I have to admit, hands down, the best writers I've met to date are associated with RWA. Professional, hardworking, honest and thick skinned. The best ones focus on the work and never let emotion or arrogance come into play. That's not to say I didn't meet some cruel judges in contests who enjoyed hiding behind their anonymity to bash my attempts, or some lazy bitches who would spend fifteen minutes critiquing a piece of my work when I spent 90 minutes on theirs (hello - did you not notice the time stamps in your track changes?). Overall though, joining those chapters opened up a world of possibilities for me.
But again, these groups moved too slow. I was focused on my craft 40 plus hours a week and needed a partner who was better than me. Sure, at month two that was easy to find, but by month four I needed a real editor. Not someone telling me their opinion on my characters and my plot - but someone helping me to hone my craft.
I hooked up with a writing partner who taught me more than any other person in the industry to date. We worked exclusively together for about nine months and I was so sad to see the relationship end. While she struggled with plot holes and content in her manuscript, I learned the art of line edits and got a better grasp on punctuation. She taught me some of what twenty years in the industry as a journalist and editor had taught her.
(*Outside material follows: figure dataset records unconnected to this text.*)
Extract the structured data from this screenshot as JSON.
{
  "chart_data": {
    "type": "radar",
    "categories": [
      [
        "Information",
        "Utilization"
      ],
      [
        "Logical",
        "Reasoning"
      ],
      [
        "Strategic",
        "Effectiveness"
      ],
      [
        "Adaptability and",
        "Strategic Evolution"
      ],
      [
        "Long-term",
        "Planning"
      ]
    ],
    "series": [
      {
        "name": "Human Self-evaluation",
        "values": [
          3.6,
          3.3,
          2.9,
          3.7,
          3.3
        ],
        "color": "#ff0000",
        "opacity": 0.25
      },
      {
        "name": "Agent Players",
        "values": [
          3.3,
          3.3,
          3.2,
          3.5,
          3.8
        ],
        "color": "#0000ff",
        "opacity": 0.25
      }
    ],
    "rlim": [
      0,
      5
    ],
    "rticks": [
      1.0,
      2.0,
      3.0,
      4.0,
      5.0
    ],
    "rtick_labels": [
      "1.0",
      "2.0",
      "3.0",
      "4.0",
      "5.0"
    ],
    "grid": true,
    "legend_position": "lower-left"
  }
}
This woman single handedly whipped my writing into shape and made me the writer I am today. Without her, I'm not sure where I would be today. Things, unfortunately, came to an end, I'll spare you the drama, but we are at least civil and supportive of each other when we speak online.
This past summer, I tried to crit with Jen and Ana, both strong writers with different skills to bring to a critique. It didn't work out because of a new venture I launched, Everything Erotic, which has become a huge time commitment. I stretched myself too thin and something had to give -- and with all the editing I was doing for the team I couldn't take on more.
Thankfully, those writers have returned the favor in spades. Anytime I ask for a read I'm so touched I have three or four ladies jump in without a moments hesitation. One or two often tease they have to read my work two to four times to spot any mistakes because they get so pulled into the story they forget to be critiquing it. I can't tell you how amazing that is to hear after the months and months of crap I used to have spewed at me via the internet.
In eighteen short months, I found a home. A home among the writers I associate with on various group blogs and online forums. They tell me their thoughts straight, but politely. They often remind me to slow down, stop working, rest, focus on getting better... and they share their amazement at how much I can do while being so ill. They cheer me on and give me the highest compliment a writer could ever receive: they tell me I inspire them.
Sure, the convenience of the internet has made the publication and small successes I've achieved a reality, but it also provides a mask for some people to hide behind and spew their anger and hate to the world. I'm incredibly grateful that on my comparably short writing journey I've met such talented people who are proud to associate with me.
Thanks to each and every one of you. And you know, beyond a shadow of a doubt, I'd do anything in my power to help you and your career at the drop of a hat. After all, that's what friends do for each other.